Comincio, con questo articolo, ad analizzare il mondo dei dati delle schede tecniche. In alcuni momenti saranno abbastanza monotoni ed incomprensibili; cercherò di dare il meglio di me per renderli fruibili a chiunque.
La serie di articoli si rivolge sia ai progettisti, sia agli impermeabilizzatori, sia ai clienti finali che potrebbero trovare spunti interessanti per poter valutare come e se le operazioni vengono eseguite bene e se i preventivi sono completi o no.

Cominciamo a parlare di impermeabilizzazioni con le sempiterne GUAINE BITUMINOSE, tanto bistrattate e malsfruttate ma sempre e comunque il miglior rapporto qualità-prezzo in campo di impermeabilizzazioni!

Non analizzerò il singolo prodotto o la destinazione d’uso, per ora, ma i dati derivanti dalle normative UNI EN … quelle che non si sa dove trovare!

Partiamo, quindi, con la norma UNI EN 13707:2013 – Membrane bituminose armate – Definizioni.

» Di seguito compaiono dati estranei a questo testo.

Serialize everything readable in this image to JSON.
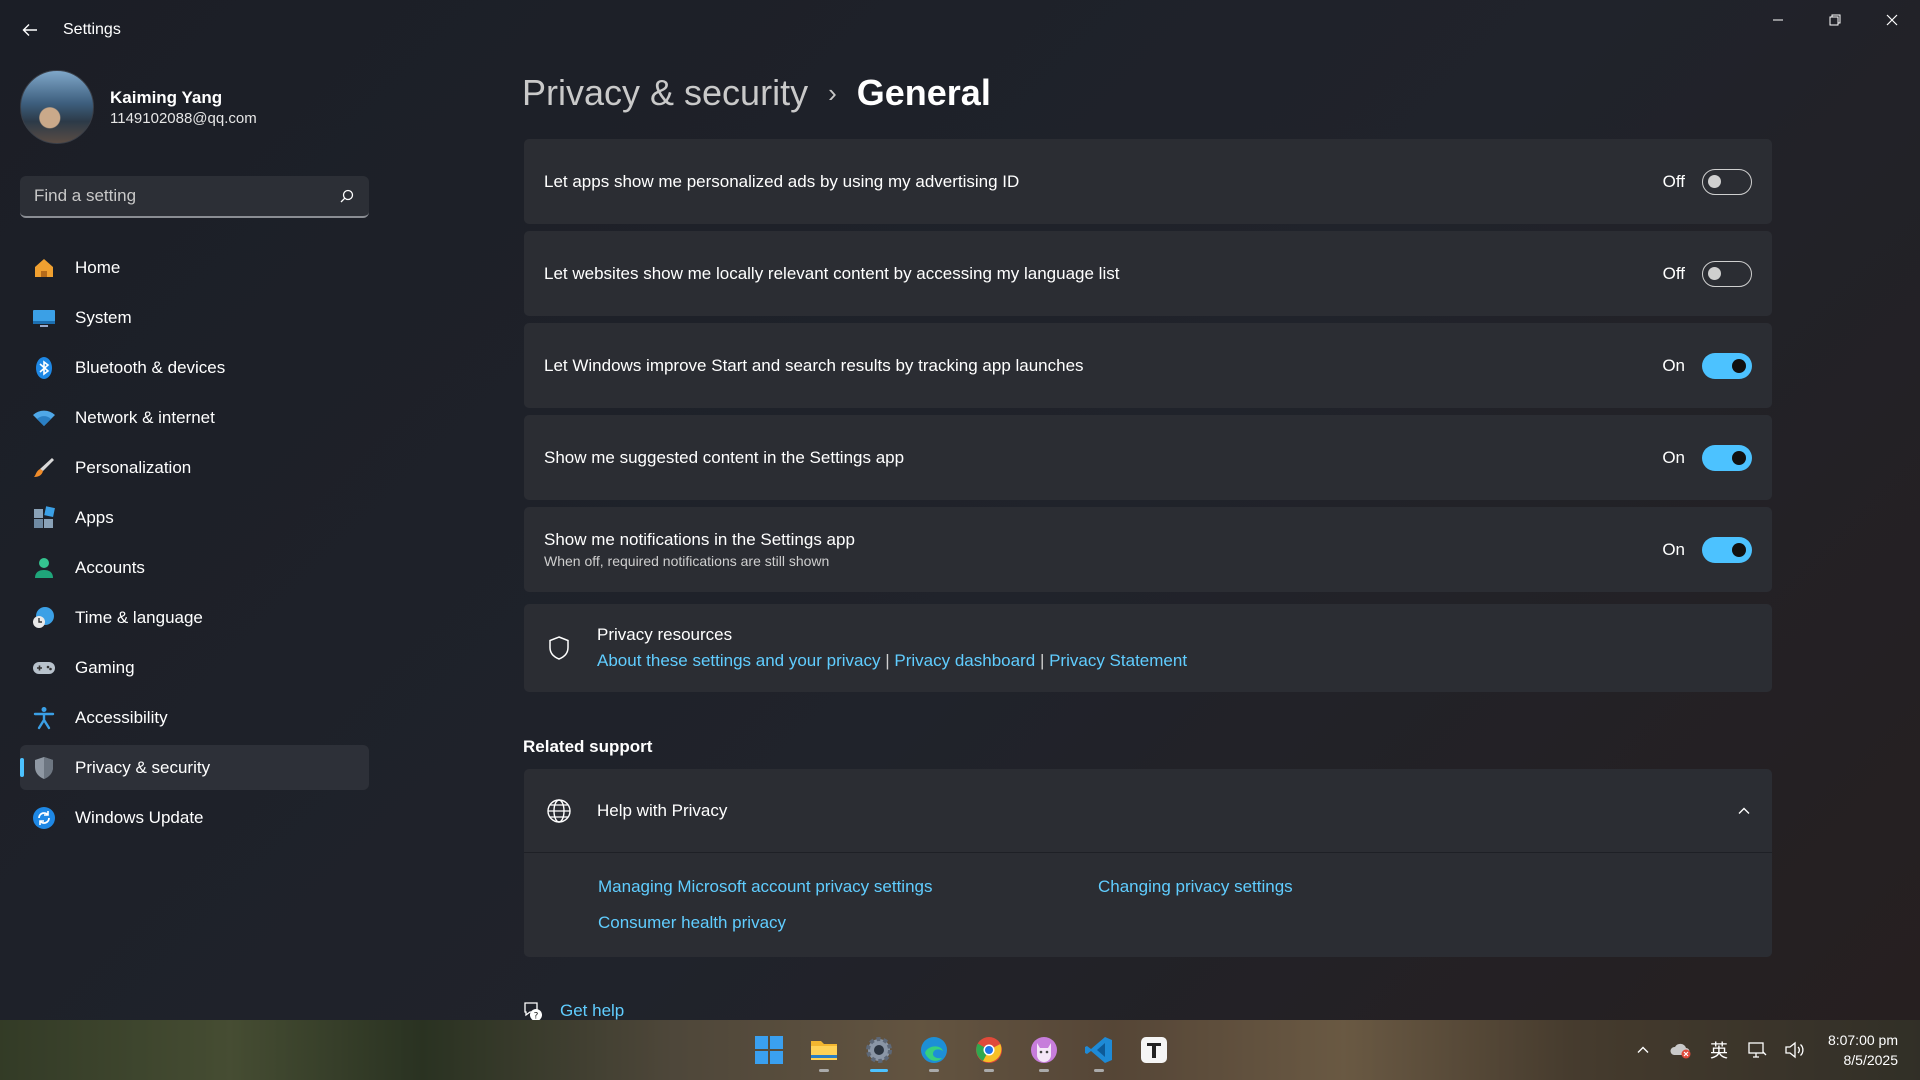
{
  "window": {
    "title": "Settings"
  },
  "profile": {
    "name": "Kaiming Yang",
    "email": "1149102088@qq.com"
  },
  "search": {
    "placeholder": "Find a setting"
  },
  "nav": {
    "items": [
      {
        "label": "Home",
        "icon": "home-icon"
      },
      {
        "label": "System",
        "icon": "system-icon"
      },
      {
        "label": "Bluetooth & devices",
        "icon": "bluetooth-icon"
      },
      {
        "label": "Network & internet",
        "icon": "wifi-icon"
      },
      {
        "label": "Personalization",
        "icon": "brush-icon"
      },
      {
        "label": "Apps",
        "icon": "apps-icon"
      },
      {
        "label": "Accounts",
        "icon": "accounts-icon"
      },
      {
        "label": "Time & language",
        "icon": "time-language-icon"
      },
      {
        "label": "Gaming",
        "icon": "gamepad-icon"
      },
      {
        "label": "Accessibility",
        "icon": "accessibility-icon"
      },
      {
        "label": "Privacy & security",
        "icon": "shield-icon",
        "active": true
      },
      {
        "label": "Windows Update",
        "icon": "update-icon"
      }
    ]
  },
  "breadcrumb": {
    "parent": "Privacy & security",
    "separator": "›",
    "current": "General"
  },
  "settings": [
    {
      "label": "Let apps show me personalized ads by using my advertising ID",
      "state": "Off",
      "on": false
    },
    {
      "label": "Let websites show me locally relevant content by accessing my language list",
      "state": "Off",
      "on": false
    },
    {
      "label": "Let Windows improve Start and search results by tracking app launches",
      "state": "On",
      "on": true
    },
    {
      "label": "Show me suggested content in the Settings app",
      "state": "On",
      "on": true
    },
    {
      "label": "Show me notifications in the Settings app",
      "description": "When off, required notifications are still shown",
      "state": "On",
      "on": true
    }
  ],
  "resources": {
    "title": "Privacy resources",
    "links": [
      "About these settings and your privacy",
      "Privacy dashboard",
      "Privacy Statement"
    ],
    "separator": "|"
  },
  "related": {
    "title": "Related support",
    "help_title": "Help with Privacy",
    "links": [
      "Managing Microsoft account privacy settings",
      "Changing privacy settings",
      "Consumer health privacy"
    ]
  },
  "get_help": {
    "label": "Get help"
  },
  "taskbar": {
    "apps": [
      "start-icon",
      "file-explorer-icon",
      "settings-icon",
      "edge-icon",
      "chrome-icon",
      "cat-app-icon",
      "vscode-icon",
      "typora-icon"
    ],
    "tray": {
      "ime": "英",
      "time": "8:07:00 pm",
      "date": "8/5/2025"
    }
  },
  "colors": {
    "accent": "#4cc2ff",
    "link": "#60cdff",
    "card": "#2b2d33"
  }
}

Innanzitutto la norma segnala che i dati, salvo diversa indicazione, sono gestiti dalle aziende produttrici, che hanno l’obbligo di fare costanti analisi sui materiali prodotti, ma anche di dare valori limite! Tali valori sono identificati con le sigle MLV (valore limite dato dal fabbricante, può essere minimo o massimo) e MDV (valore dichiarato dal fabbricante).

La norma chiarisce anche le definizioni di membrane bituminose dividendole in membrane fatte con bitume Elastomerico (ossia con l’aggiunte di sostanze termoplastiche) e con bitume Plastomerico (ossia con l’aggiunta di sostanze poliolefiniche o di copolimeri poliolefinici); non si parla di elastoplastomerico!!!! questa è una definizione puramente commerciale che non deve mai trarre in inganno!

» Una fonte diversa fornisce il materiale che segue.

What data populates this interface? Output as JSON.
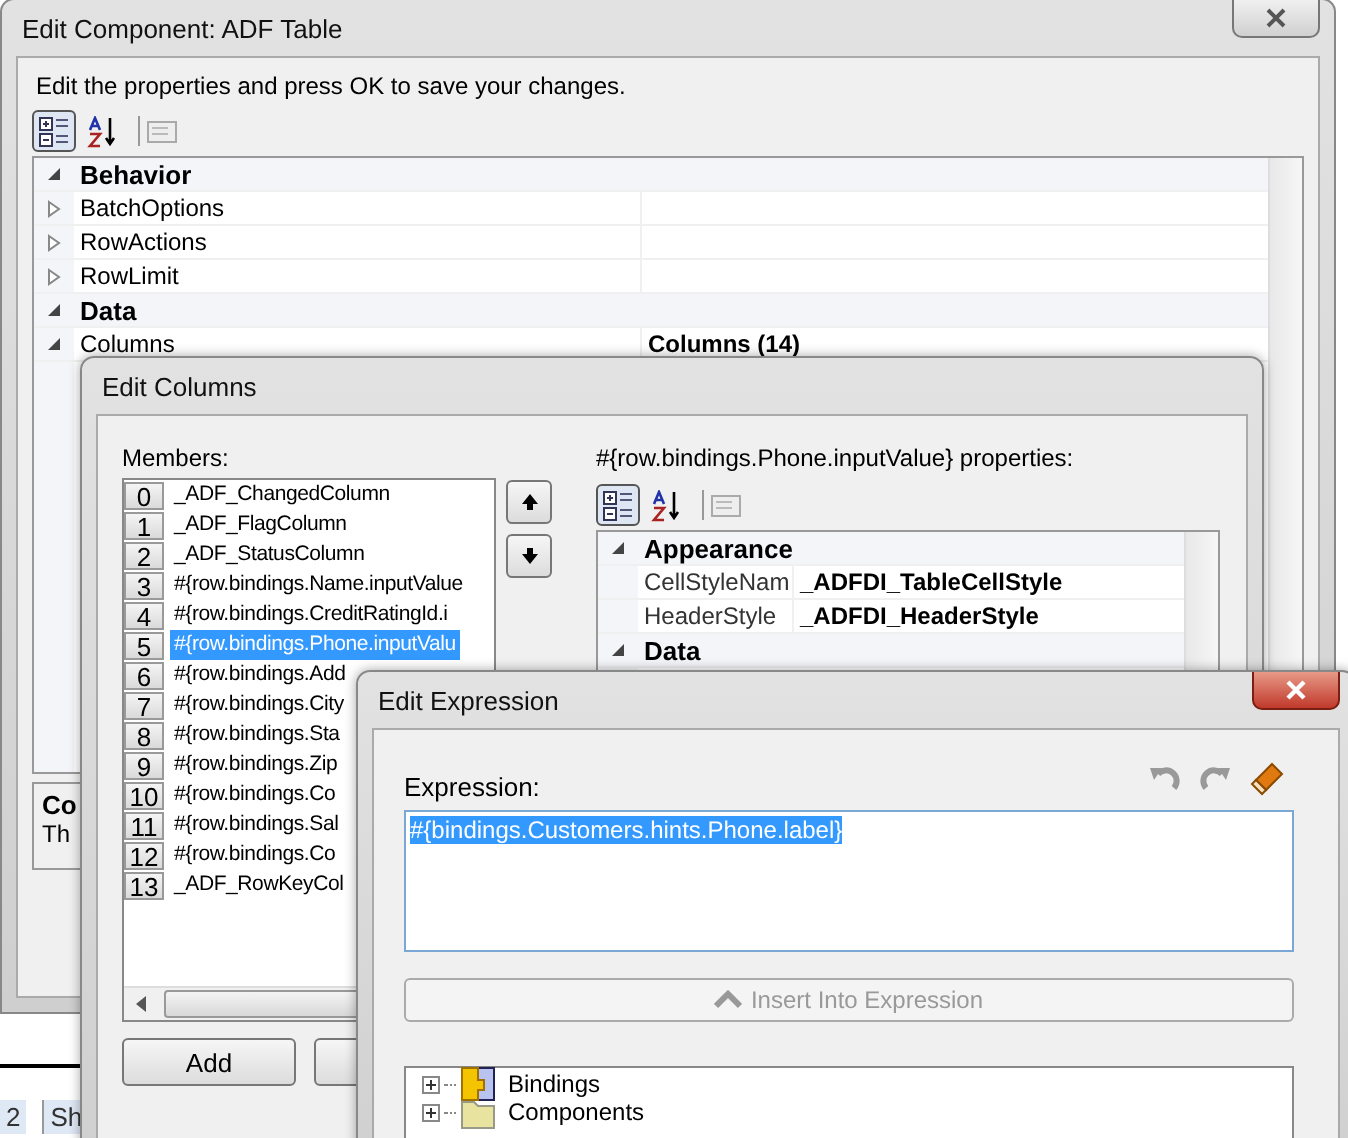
{
  "main_window": {
    "title": "Edit Component: ADF Table",
    "instructions": "Edit the properties and press OK to save your changes.",
    "toolbar": [
      {
        "kind": "categorized",
        "selected": true
      },
      {
        "kind": "alphabetical",
        "selected": false
      },
      {
        "kind": "pages",
        "selected": false
      }
    ],
    "properties": [
      {
        "kind": "category",
        "name": "Behavior",
        "expanded": true
      },
      {
        "kind": "property",
        "name": "BatchOptions",
        "expanded": false
      },
      {
        "kind": "property",
        "name": "RowActions",
        "expanded": false
      },
      {
        "kind": "property",
        "name": "RowLimit",
        "expanded": false
      },
      {
        "kind": "category",
        "name": "Data",
        "expanded": true
      },
      {
        "kind": "property",
        "name": "Columns",
        "value": "Columns (14)",
        "expanded": true
      }
    ],
    "description": {
      "title": "Co",
      "text": "Th"
    },
    "sheet_tabs": [
      "2",
      "Sh"
    ]
  },
  "edit_columns": {
    "title": "Edit Columns",
    "members_label": "Members:",
    "members": [
      {
        "index": "0",
        "name": "_ADF_ChangedColumn",
        "selected": false
      },
      {
        "index": "1",
        "name": "_ADF_FlagColumn",
        "selected": false
      },
      {
        "index": "2",
        "name": "_ADF_StatusColumn",
        "selected": false
      },
      {
        "index": "3",
        "name": "#{row.bindings.Name.inputValue",
        "selected": false
      },
      {
        "index": "4",
        "name": "#{row.bindings.CreditRatingId.i",
        "selected": false
      },
      {
        "index": "5",
        "name": "#{row.bindings.Phone.inputValu",
        "selected": true
      },
      {
        "index": "6",
        "name": "#{row.bindings.Add",
        "selected": false
      },
      {
        "index": "7",
        "name": "#{row.bindings.City",
        "selected": false
      },
      {
        "index": "8",
        "name": "#{row.bindings.Sta",
        "selected": false
      },
      {
        "index": "9",
        "name": "#{row.bindings.Zip",
        "selected": false
      },
      {
        "index": "10",
        "name": "#{row.bindings.Co",
        "selected": false
      },
      {
        "index": "11",
        "name": "#{row.bindings.Sal",
        "selected": false
      },
      {
        "index": "12",
        "name": "#{row.bindings.Co",
        "selected": false
      },
      {
        "index": "13",
        "name": "_ADF_RowKeyCol",
        "selected": false
      }
    ],
    "add_button": "Add",
    "properties_label": "#{row.bindings.Phone.inputValue} properties:",
    "toolbar": [
      {
        "kind": "categorized",
        "selected": true
      },
      {
        "kind": "alphabetical",
        "selected": false
      },
      {
        "kind": "pages",
        "selected": false
      }
    ],
    "properties": [
      {
        "kind": "category",
        "name": "Appearance",
        "expanded": true
      },
      {
        "kind": "property",
        "name": "CellStyleNam",
        "value": "_ADFDI_TableCellStyle"
      },
      {
        "kind": "property",
        "name": "HeaderStyle",
        "value": "_ADFDI_HeaderStyle"
      },
      {
        "kind": "category",
        "name": "Data",
        "expanded": true
      }
    ]
  },
  "edit_expression": {
    "title": "Edit Expression",
    "expression_label": "Expression:",
    "expression": "#{bindings.Customers.hints.Phone.label}",
    "insert_button": {
      "label": "Insert Into Expression",
      "disabled": true
    },
    "tree": [
      {
        "name": "Bindings",
        "kind": "bindings",
        "expanded": false
      },
      {
        "name": "Components",
        "kind": "folder",
        "expanded": false
      }
    ]
  }
}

La norma ci segnala anche quali siano le prove interne che devono essere fatte ed inserite in scheda tecnica; le sintetizzerò in una scheda che sarà traccia ed indice degli articoli successivi.

Prova sottostrato o strato intermedio strato superiore monostrato tetto giardino o con copertura pesante Norma di riferimento
Difetti visibili X X X X 1850
Dimensioni X X X X 1848 1849
Impermeabilità X X X X 1928
Prestazioni al fuoco esterno X X X   ENV 1187
Reazione al fuoco X X X X 13501
Impermeabilità dopo allungamento     X   13897
Resistenza alla pelatura     X   12316
Resistenza al taglio     X X 12317
Permeabilità al vapore acqueo         1931
Proprietà a trazione X X X X 12311
Resistenza all’urto     X X 12691
Resistenza al carico statico     X X 12730
Resistenza alla lacerazione X X X X 12310
Resistenza alla penetrazione delle radici       X 13948
Stabilità dimensionale   X X X 1107
Stabilità di forma in condizioni di variazioni cicliche di temperatura   X X   1108
Flessibilità a bassa temperatura X X X X 1109
Scorrimento a caldo X X X X 1110
Comportamento all’invecchiamento artificiale   X X   1296 1297
Adesione dei granuli   X X   12039

 

Altra caratteristica che può trovarsi nelle schede tecniche o è allegata come rapporto di prova è il valore di estrazione al vento! Molto importante in ogni zona geografica in quanto ci dice come si comporterà il manto bituminoso in caso di ventosità. La norma di riferimento è la 16002.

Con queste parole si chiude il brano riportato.